The details. A close-up of your lash setup, your tools, your aftercare kit. These show professionalism and give Google more image content to associate with your profile.

Add new photos regularly. A profile that gets fresh photos every couple of weeks signals activity to Google. One with the same five photos from last year does not. If you want tips on shooting close-ups that actually convert, our guide to lash portfolio photos that get bookings covers the lighting and angles that make a difference.

Lash tech setting up Google Business Profile on laptop in a New York lash suite

Reviews: How to Get Them Without Being Awkward

Reviews are one of the biggest factors in local search rankings. According to BrightLocal’s Local Search Ranking Factors research, review signals account for roughly 20% of what determines your position in Google’s local results. That is not a small number.

The best time to ask is right after the mirror reveal. Your client sat up, looked at herself, and smiled. That is the moment. A simple “I’m so glad you love them. If you have a minute later, a Google review would really help me out” works. Say it once, genuinely, and move on.

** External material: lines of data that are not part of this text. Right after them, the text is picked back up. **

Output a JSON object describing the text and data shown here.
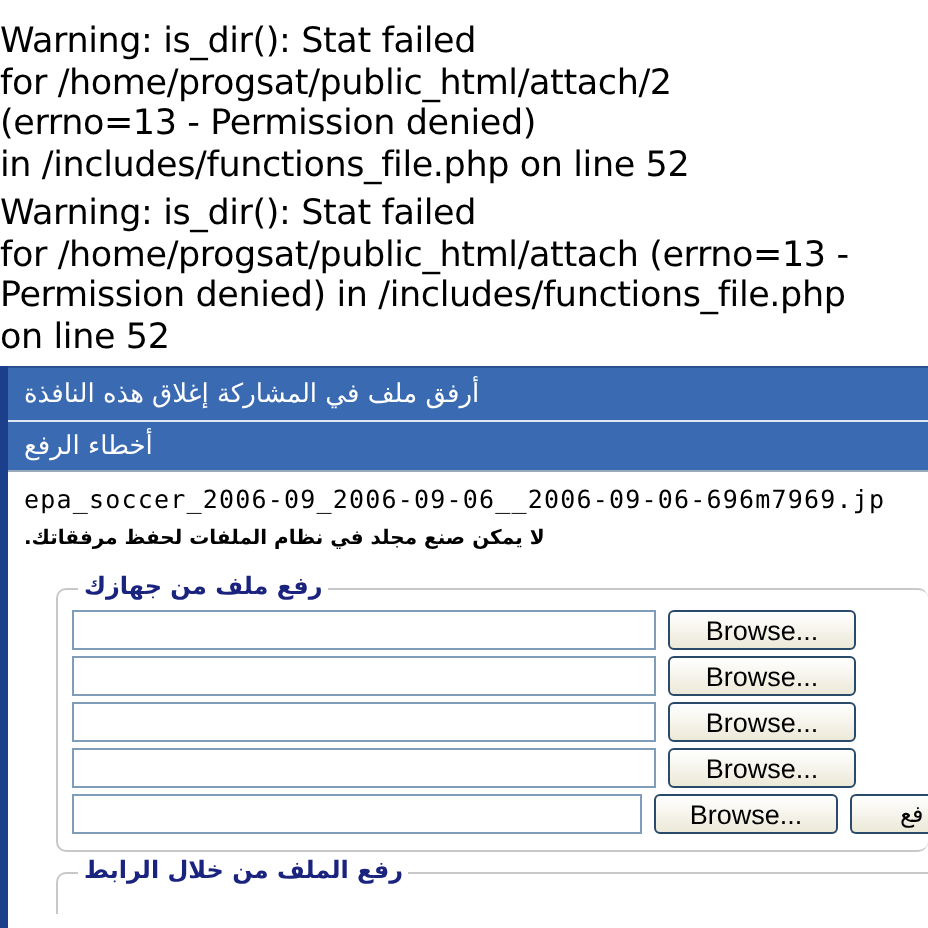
{
  "warnings": [
    {
      "lines": [
        "Warning: is_dir(): Stat failed",
        "for /home/progsat/public_html/attach/2",
        "(errno=13 - Permission denied)",
        "in /includes/functions_file.php on line 52"
      ]
    },
    {
      "lines": [
        "Warning: is_dir(): Stat failed",
        "for /home/progsat/public_html/attach (errno=13 -",
        "Permission denied) in /includes/functions_file.php",
        "on line 52"
      ]
    }
  ],
  "window": {
    "title": "أرفق ملف في المشاركة إغلاق هذه النافذة",
    "section_title": "أخطاء الرفع",
    "filename": "epa_soccer_2006-09_2006-09-06__2006-09-06-696m7969.jp",
    "error_message": "لا يمكن صنع مجلد في نظام الملفات لحفظ مرفقاتك."
  },
  "upload_group": {
    "legend": "رفع ملف من جهازك",
    "rows": [
      {
        "button": "Browse..."
      },
      {
        "button": "Browse..."
      },
      {
        "button": "Browse..."
      },
      {
        "button": "Browse..."
      },
      {
        "button": "Browse...",
        "submit": "فع"
      }
    ]
  },
  "url_group": {
    "legend": "رفع الملف من خلال الرابط"
  }
}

Make it easy. Google lets you generate a direct review link from your profile. Send it in your follow-up text or aftercare message. The fewer taps between your ask and the review form, the more likely she will do it.

Do not offer discounts for reviews. Google prohibits incentivized reviews, and they can get your profile flagged.

Respond to every review. Thank positive reviewers with something specific: “So glad you loved the wispy volume set, Sarah. See you in three weeks!” For negative reviews, stay calm. Acknowledge the experience, offer to make it right, and keep it short. Potential clients read your responses, and how you handle a complaint tells them more than ten five-star reviews. Google also treats responses as an activity signal, so it helps your ranking too.

Add a Direct Booking Link to Your Profile

Google Business Profile has a field where you can add a booking URL. This is one of the most underused features for solo lash techs, and it directly affects whether a potential client converts or moves on.

Think about what happens without it. A client finds you on Google, likes your photos, reads your reviews, then has to figure out how to book. She clicks to your Instagram, sends a DM, and waits. By then, she has booked with someone else.

With a booking link, she taps the button right in the search result, picks a time, puts down a deposit, and confirms. Two minutes.

To make this work, you need a booking page with a shareable link. SuiteCal’s appointment scheduler gives you a branded booking page you can paste directly into Google’s booking URL field. Clients see your services, pick a slot, and pay a deposit at booking so the appointment is locked in before they leave Google. Deposits also cut no-shows significantly, which matters even more when you are paying NYC suite prices.

Paste your booking page URL into the “Appointment links” section of your profile. It takes 30 seconds, and it works around the clock.

Use Google Posts to Stay Visible

Google Posts are short updates you publish directly to your profile. Think of them as mini announcements that show up when someone views your listing. Once a week or every two weeks is enough. Share things like:

  • New services you added (mega volume, lash lifts)
  • Last-minute openings for the week
  • Seasonal promotions or holiday specials
  • A before-and-after photo with a short caption

Posts expire after seven days, so fresh content keeps your profile active. Google notices regular updates, and that activity feeds into ranking signals. It also gives a client one more reason to choose you over a ghost listing from two years ago.

Put It Together This Week

You do not need to do all of this in one sitting. Start with your category and services. Upload five to ten strong photos. Set up your booking link. Ask your next three happy clients for a review. Publish one Google Post this week.

In a city where a potential client in Park Slope and a potential client in Hoboken are both searching right now, showing up is the whole game. The work you do behind the chair is already good. Make sure Google knows it.

Your next client is searching. Make sure she finds you.